Gas sorption, diffusion, and permeation in thermally rearranged poly(benzoxazole-co-imide) membranes

Abstract

Thermally rearranged polymer membranes exhibit extraordinary gas permeability based on a rigid polymer structure with a high free volume element. In this study, TR poly(benzoxazole-co-imide) membranes from 4,4'-hexafluoroisopropylidene diphthalic anhydride (GFDA), 3,3'-dihydroxy1-4-4'-diamino-biphenyl (HAB), 2,2'-bis(3-amino-4-hydroxypheny1)-hexafluoropropane (bisAPAF), and 2,4,6trimethyl-m-phenylenediamine (DAM) were prepared to improve their gas separation properties. Copolymer membranes of polyimides and TR polybenzoxazoles may be desirable to generate efficient gas transport properties as well as to process polymers into fiber or film forms.

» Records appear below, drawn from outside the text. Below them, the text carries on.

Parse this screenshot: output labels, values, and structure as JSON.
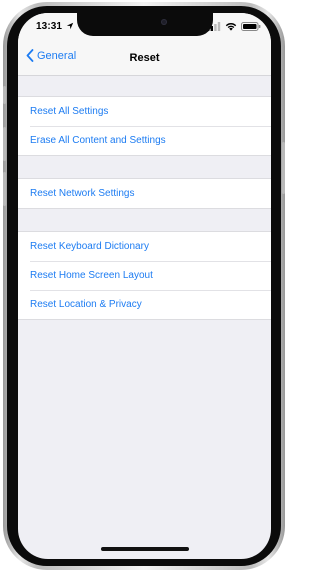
{
  "status_bar": {
    "time": "13:31",
    "icons": [
      "location-arrow-icon",
      "cellular-signal-icon",
      "wifi-icon",
      "battery-icon"
    ]
  },
  "nav": {
    "back_label": "General",
    "title": "Reset"
  },
  "groups": [
    {
      "items": [
        {
          "label": "Reset All Settings"
        },
        {
          "label": "Erase All Content and Settings"
        }
      ]
    },
    {
      "items": [
        {
          "label": "Reset Network Settings"
        }
      ]
    },
    {
      "items": [
        {
          "label": "Reset Keyboard Dictionary"
        },
        {
          "label": "Reset Home Screen Layout"
        },
        {
          "label": "Reset Location & Privacy"
        }
      ]
    }
  ],
  "colors": {
    "accent": "#1d7cf2",
    "background": "#efeff4",
    "bar_background": "#f7f7f7",
    "cell_background": "#ffffff"
  }
}
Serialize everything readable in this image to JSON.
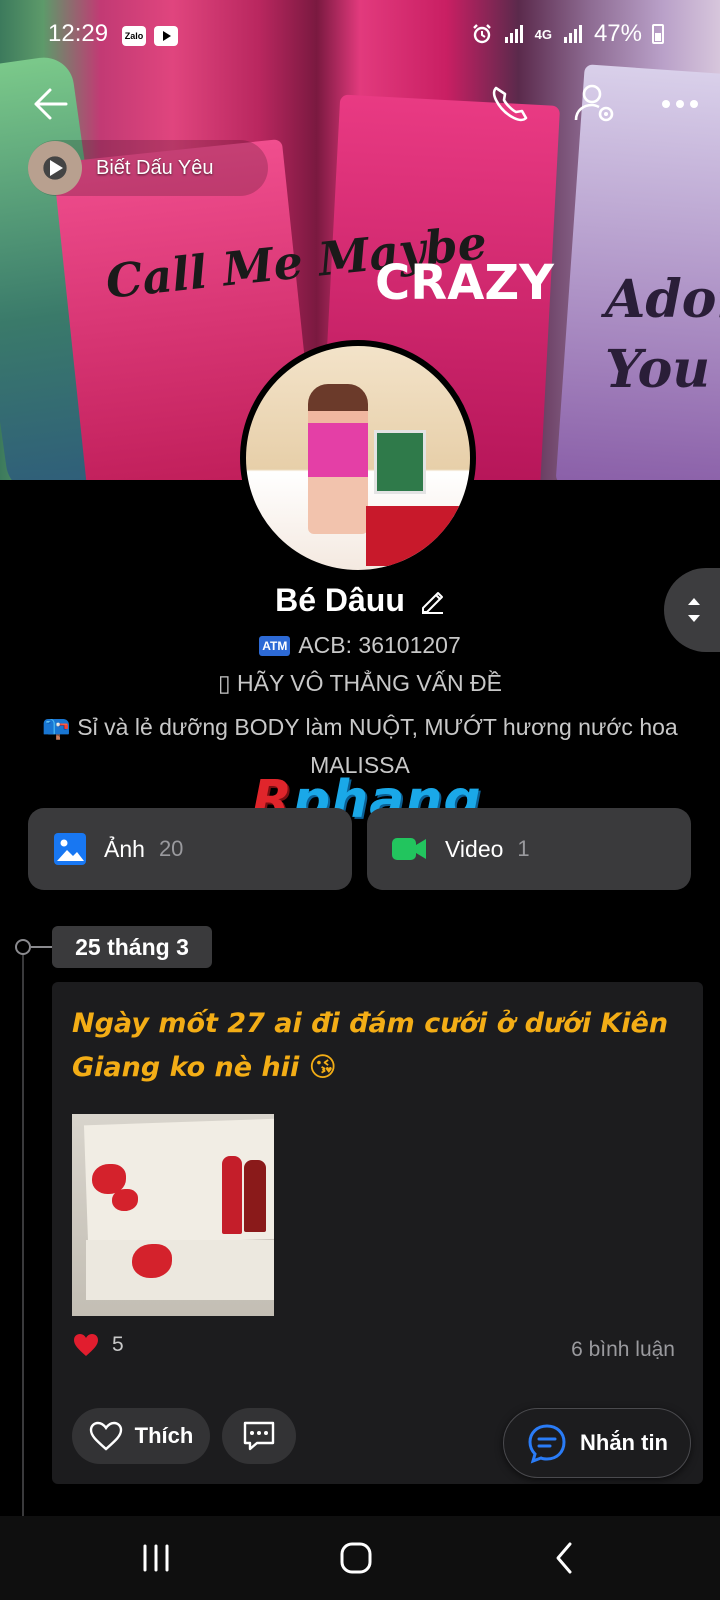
{
  "status_bar": {
    "time": "12:29",
    "app_icons": [
      "zalo-icon",
      "youtube-icon"
    ],
    "zalo_label": "Zalo",
    "network": "4G",
    "battery": "47%"
  },
  "header": {
    "music_title": "Biết Dấu Yêu",
    "cover_texts": {
      "left": "Call Me Maybe",
      "middle": "CRAZY",
      "right": "Adore You"
    }
  },
  "profile": {
    "name": "Bé Dâuu",
    "bio_line1": "ACB: 36101207",
    "atm_badge": "ATM",
    "bio_line2": "▯ HÃY VÔ THẲNG VẤN ĐỀ",
    "bio_line3": "📪 Sỉ và lẻ dưỡng BODY làm NUỘT, MƯỚT hương nước hoa MALISSA"
  },
  "watermark": {
    "first_letter": "R",
    "rest": "phang"
  },
  "media": {
    "photo_label": "Ảnh",
    "photo_count": "20",
    "video_label": "Video",
    "video_count": "1"
  },
  "timeline": {
    "date": "25 tháng 3"
  },
  "post": {
    "text": "Ngày mốt 27 ai đi đám cưới ở dưới Kiên Giang ko nè hii 😘",
    "reaction_count": "5",
    "comments": "6 bình luận",
    "like_label": "Thích"
  },
  "message_button": {
    "label": "Nhắn tin"
  },
  "colors": {
    "accent_blue": "#1877f2",
    "video_green": "#22c55e",
    "post_text": "#f3ad16",
    "heart": "#e11d2e"
  }
}
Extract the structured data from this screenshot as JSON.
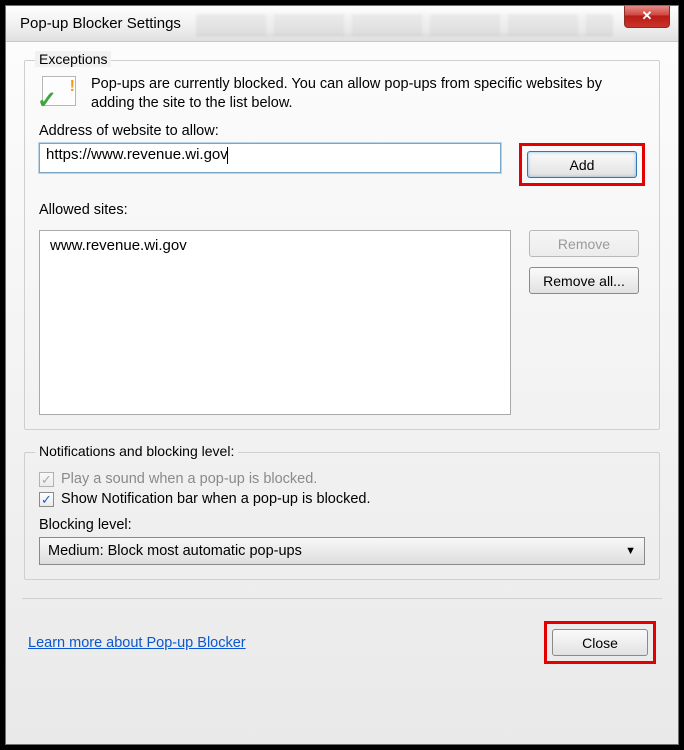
{
  "window": {
    "title": "Pop-up Blocker Settings"
  },
  "exceptions": {
    "legend": "Exceptions",
    "description": "Pop-ups are currently blocked.  You can allow pop-ups from specific websites by adding the site to the list below.",
    "address_label": "Address of website to allow:",
    "address_value": "https://www.revenue.wi.gov",
    "add_button": "Add",
    "allowed_label": "Allowed sites:",
    "allowed_sites": [
      "www.revenue.wi.gov"
    ],
    "remove_button": "Remove",
    "remove_all_button": "Remove all..."
  },
  "notifications": {
    "legend": "Notifications and blocking level:",
    "play_sound_label": "Play a sound when a pop-up is blocked.",
    "play_sound_checked": true,
    "play_sound_enabled": false,
    "show_bar_label": "Show Notification bar when a pop-up is blocked.",
    "show_bar_checked": true,
    "blocking_level_label": "Blocking level:",
    "blocking_level_value": "Medium: Block most automatic pop-ups"
  },
  "footer": {
    "link_text": "Learn more about Pop-up Blocker",
    "close_button": "Close"
  }
}
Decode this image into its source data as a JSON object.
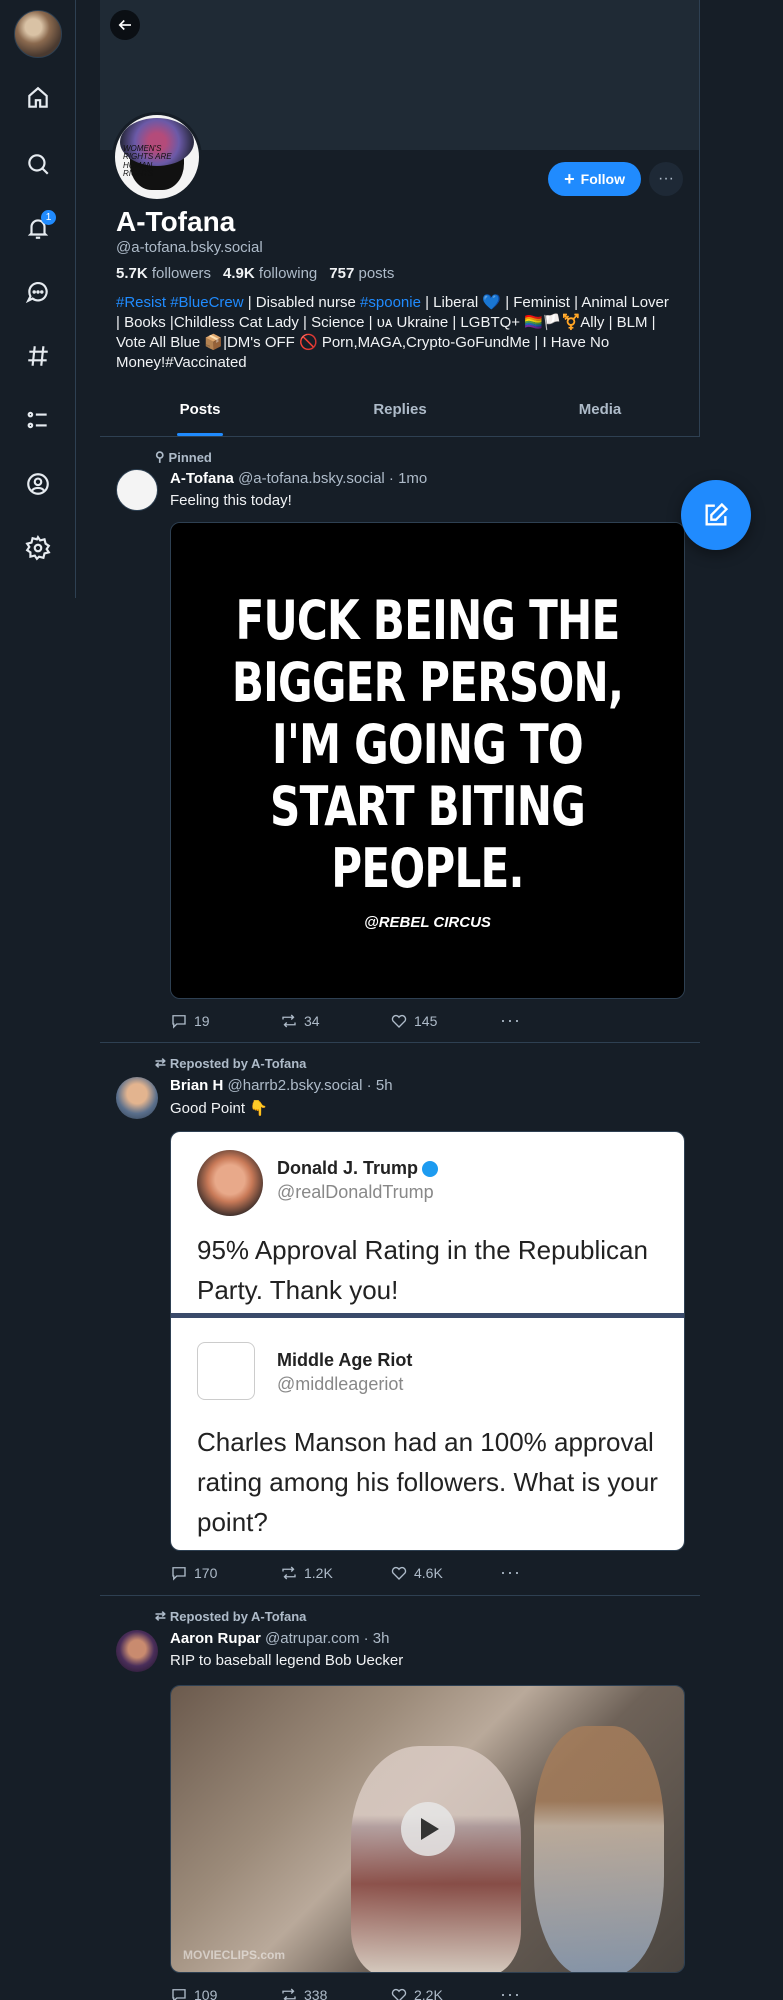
{
  "nav": {
    "notif_count": "1",
    "icons": [
      "home-icon",
      "search-icon",
      "bell-icon",
      "chat-icon",
      "hashtag-icon",
      "list-icon",
      "profile-icon",
      "gear-icon"
    ]
  },
  "profile": {
    "avatar_text": "WOMEN'S RIGHTS ARE HUMAN RIGHTS",
    "display_name": "A-Tofana",
    "handle": "@a-tofana.bsky.social",
    "followers_count": "5.7K",
    "followers_label": "followers",
    "following_count": "4.9K",
    "following_label": "following",
    "posts_count": "757",
    "posts_label": "posts",
    "follow_label": "Follow",
    "more_label": "···",
    "bio": {
      "tag1": "#Resist",
      "tag2": "#BlueCrew",
      "part1": " | Disabled nurse ",
      "tag3": "#spoonie",
      "part2": " | Liberal 💙 | Feminist | Animal Lover | Books |Childless Cat Lady | Science | ᴜᴀ Ukraine | LGBTQ+ 🏳️‍🌈🏳️⚧️Ally | BLM | Vote All Blue 📦|DM's OFF 🚫 Porn,MAGA,Crypto-GoFundMe | I Have No Money!#Vaccinated"
    }
  },
  "tabs": [
    "Posts",
    "Replies",
    "Media"
  ],
  "posts": [
    {
      "context": "Pinned",
      "name": "A-Tofana",
      "meta": "@a-tofana.bsky.social · 1mo",
      "text": "Feeling this today!",
      "image_text": "FUCK BEING THE BIGGER PERSON, I'M GOING TO START BITING PEOPLE.",
      "image_credit": "@REBEL CIRCUS",
      "replies": "19",
      "reposts": "34",
      "likes": "145"
    },
    {
      "context": "Reposted by A-Tofana",
      "name": "Brian H",
      "meta": "@harrb2.bsky.social · 5h",
      "text": "Good Point 👇",
      "tweet1_name": "Donald J. Trump",
      "tweet1_handle": "@realDonaldTrump",
      "tweet1_text": "95% Approval Rating in the Republican Party. Thank you!",
      "tweet2_name": "Middle Age Riot",
      "tweet2_handle": "@middleageriot",
      "tweet2_text": "Charles Manson had an 100% approval rating among his followers. What is your point?",
      "replies": "170",
      "reposts": "1.2K",
      "likes": "4.6K"
    },
    {
      "context": "Reposted by A-Tofana",
      "name": "Aaron Rupar",
      "meta": "@atrupar.com · 3h",
      "text": "RIP to baseball legend Bob Uecker",
      "watermark": "MOVIECLIPS.com",
      "replies": "109",
      "reposts": "338",
      "likes": "2.2K"
    }
  ],
  "more_dots": "···",
  "colors": {
    "accent": "#208bfe",
    "background": "#161e27",
    "border": "#2e4052"
  }
}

Gas permeability, diffusivity, and solubility of the precursor polyimide and TR poly(benzoxazole-co-imide) membranes were investigated to characterize gas transport properties for small gas molecules including H-2, O-2, N-2, CH4, and CO2. Thermal rearrangement process resulted in an increase in polymer free volume, which improved the diffusion and sorption coefficients.